Bien cher Alvaro, tu aimais tant raconter cette expérience que tu avais vécue et relatée dans La Neige de l’Amiral : un jour en te promenant au Krak des Chevaliers Hospitaliers, tu as lu une courte et puissante épitaphe sur une tombe anonyme : « Ce n’était pas ici. » La certitude de cette épitaphe n’a cessé de te hanter. Ta disparition me fait comprendre que cette définition convient à ta vie. Ce n’était pas ici… Je me souviens précisément que tu m’as donné cette définition un matin brumeux, de très bonne heure, dans une rue de Cadix, nous étions le 25 août 1472. C’était ton anniversaire.

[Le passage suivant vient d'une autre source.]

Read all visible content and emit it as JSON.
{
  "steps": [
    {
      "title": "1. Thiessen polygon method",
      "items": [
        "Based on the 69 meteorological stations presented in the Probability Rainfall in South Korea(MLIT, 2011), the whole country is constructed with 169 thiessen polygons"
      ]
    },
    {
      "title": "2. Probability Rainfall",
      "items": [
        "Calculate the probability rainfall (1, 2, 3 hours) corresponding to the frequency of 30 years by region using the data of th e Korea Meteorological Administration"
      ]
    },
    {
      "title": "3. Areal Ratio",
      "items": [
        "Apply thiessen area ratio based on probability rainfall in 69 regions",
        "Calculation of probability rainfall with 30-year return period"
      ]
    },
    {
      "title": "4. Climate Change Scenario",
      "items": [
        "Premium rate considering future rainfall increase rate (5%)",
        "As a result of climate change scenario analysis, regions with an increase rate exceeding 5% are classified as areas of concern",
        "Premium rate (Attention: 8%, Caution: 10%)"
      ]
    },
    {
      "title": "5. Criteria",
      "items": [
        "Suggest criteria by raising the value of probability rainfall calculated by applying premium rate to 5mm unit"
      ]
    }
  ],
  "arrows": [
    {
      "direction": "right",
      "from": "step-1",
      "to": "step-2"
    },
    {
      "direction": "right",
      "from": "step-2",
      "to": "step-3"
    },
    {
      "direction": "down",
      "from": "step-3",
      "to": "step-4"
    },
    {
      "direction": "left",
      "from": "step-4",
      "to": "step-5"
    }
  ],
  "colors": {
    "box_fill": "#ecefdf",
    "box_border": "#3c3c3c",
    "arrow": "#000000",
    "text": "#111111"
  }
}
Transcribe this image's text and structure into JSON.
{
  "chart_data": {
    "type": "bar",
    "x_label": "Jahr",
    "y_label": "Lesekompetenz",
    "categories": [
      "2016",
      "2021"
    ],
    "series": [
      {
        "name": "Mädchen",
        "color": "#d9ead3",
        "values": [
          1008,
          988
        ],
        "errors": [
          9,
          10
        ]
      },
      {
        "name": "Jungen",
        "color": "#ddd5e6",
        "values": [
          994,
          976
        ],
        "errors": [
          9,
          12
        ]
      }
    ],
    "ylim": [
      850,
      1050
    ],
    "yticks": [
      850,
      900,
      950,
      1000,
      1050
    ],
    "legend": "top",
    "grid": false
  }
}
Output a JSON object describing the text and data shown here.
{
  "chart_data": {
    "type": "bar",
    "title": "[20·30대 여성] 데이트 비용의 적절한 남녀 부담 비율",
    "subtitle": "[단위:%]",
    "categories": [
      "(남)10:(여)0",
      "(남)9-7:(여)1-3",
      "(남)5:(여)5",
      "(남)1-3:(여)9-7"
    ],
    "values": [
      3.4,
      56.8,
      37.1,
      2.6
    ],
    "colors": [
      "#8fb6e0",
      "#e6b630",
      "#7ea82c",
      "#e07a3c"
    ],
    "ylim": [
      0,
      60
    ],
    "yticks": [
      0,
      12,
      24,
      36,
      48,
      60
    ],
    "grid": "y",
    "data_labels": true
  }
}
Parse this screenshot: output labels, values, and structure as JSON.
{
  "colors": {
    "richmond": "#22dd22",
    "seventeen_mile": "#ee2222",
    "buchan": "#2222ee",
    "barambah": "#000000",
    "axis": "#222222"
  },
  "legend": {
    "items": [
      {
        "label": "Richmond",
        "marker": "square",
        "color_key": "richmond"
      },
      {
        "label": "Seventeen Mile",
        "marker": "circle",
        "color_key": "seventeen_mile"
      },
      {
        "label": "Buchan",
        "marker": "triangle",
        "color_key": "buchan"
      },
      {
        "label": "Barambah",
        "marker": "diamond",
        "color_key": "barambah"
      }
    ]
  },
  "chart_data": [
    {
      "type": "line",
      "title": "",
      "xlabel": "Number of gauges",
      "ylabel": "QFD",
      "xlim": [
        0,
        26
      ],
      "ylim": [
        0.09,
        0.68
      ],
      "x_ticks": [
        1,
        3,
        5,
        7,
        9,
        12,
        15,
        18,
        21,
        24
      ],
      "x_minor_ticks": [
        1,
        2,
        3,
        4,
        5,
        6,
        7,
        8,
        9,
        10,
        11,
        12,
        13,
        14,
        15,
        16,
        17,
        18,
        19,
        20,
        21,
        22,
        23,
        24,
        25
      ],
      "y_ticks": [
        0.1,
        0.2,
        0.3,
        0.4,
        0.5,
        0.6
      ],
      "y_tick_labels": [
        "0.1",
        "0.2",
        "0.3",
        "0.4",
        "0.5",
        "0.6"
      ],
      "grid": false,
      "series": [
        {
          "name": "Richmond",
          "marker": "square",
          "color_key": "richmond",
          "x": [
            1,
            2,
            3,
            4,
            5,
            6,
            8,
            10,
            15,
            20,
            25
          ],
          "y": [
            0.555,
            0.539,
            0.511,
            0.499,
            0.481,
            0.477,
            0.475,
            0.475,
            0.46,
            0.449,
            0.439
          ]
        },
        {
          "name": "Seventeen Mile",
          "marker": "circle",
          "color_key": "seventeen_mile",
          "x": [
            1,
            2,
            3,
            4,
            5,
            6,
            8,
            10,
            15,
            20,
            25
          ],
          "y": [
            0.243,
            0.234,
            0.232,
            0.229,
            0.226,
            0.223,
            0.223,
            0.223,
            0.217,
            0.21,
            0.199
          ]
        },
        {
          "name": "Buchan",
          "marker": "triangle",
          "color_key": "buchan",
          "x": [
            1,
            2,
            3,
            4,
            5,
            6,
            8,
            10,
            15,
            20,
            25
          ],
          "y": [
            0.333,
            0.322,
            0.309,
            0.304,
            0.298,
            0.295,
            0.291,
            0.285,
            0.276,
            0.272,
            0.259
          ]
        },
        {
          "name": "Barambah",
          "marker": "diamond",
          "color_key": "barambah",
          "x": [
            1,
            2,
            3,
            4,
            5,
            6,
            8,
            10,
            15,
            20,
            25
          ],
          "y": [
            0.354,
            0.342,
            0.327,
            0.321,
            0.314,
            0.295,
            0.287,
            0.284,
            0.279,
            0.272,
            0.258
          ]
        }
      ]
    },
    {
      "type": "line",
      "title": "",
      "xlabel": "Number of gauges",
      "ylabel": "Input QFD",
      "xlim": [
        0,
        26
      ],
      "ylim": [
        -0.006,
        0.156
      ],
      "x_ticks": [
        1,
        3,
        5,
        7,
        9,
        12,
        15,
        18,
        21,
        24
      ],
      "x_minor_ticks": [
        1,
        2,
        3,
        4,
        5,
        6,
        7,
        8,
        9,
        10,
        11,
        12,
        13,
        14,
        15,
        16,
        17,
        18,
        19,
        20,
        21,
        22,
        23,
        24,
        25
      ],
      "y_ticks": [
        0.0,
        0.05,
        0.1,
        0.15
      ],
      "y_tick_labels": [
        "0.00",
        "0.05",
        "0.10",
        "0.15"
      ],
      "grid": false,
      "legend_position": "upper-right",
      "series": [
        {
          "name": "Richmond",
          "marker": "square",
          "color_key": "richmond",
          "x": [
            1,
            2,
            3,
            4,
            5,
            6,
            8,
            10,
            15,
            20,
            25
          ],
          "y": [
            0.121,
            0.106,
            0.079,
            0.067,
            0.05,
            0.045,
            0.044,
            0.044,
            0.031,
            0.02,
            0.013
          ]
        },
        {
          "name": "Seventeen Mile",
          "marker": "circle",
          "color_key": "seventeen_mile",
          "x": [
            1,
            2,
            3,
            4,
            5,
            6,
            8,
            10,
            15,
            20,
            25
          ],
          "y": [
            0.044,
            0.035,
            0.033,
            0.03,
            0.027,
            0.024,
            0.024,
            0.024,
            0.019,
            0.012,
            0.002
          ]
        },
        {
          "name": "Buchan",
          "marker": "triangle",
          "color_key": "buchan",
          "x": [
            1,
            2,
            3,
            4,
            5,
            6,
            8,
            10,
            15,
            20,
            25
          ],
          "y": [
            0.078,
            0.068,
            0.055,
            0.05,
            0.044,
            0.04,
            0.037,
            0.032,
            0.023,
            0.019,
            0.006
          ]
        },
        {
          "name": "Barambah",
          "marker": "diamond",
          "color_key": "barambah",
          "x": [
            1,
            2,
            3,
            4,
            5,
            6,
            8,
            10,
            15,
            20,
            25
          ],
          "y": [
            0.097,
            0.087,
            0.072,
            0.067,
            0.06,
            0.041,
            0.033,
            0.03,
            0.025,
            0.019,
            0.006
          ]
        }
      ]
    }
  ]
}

  1. Alvaro Mutis était considéré comme l’un des deux plus grands écrivains colombiens avec Gabriel Garcia Marquez. Il est décédé le 22 septembre 2013. Toute son oeuvre poétique et en prose est disponible chez Grasset
  2. Ernst Jünger dans L’Auteur et l’Écriture raconte qu’après avoir donné un nom à un personnage de roman et avoir écrit une page seulement, il sera impossible de changer le nom de ce personnage sans réécrire la page en question, car ce personnage aura commencé à vivre sa vie propre
  3. Un héros trahi par les alliés de Jean-Christophe Buisson. Editions Perrin
  4. Eduardo Garcia Aguilar, ami de très longue date d’Alvaro Mutis et auteur du livre entretien « Souvenirs et autres fantasmes » publié aux Éditions Folle Avoine
  5. Au mois d’août un magnifique hommage fut ainsi rendu à Alvaro par Eduardo Garcia Aguilar, Santiago Mutis Duran, Adolfo Castanon, Julio ramon Ripoll, Pedro Serrano, Fabio Jurado, Fernando Herrera, Consuelo Gaitan et William Ospina. Ses amis et son fils décidèrent de rééditer Reseñas de los hospitales de Ultramar, et de lui offrir cette réédition de l’un de ses premiers livres pour ses 90 ans.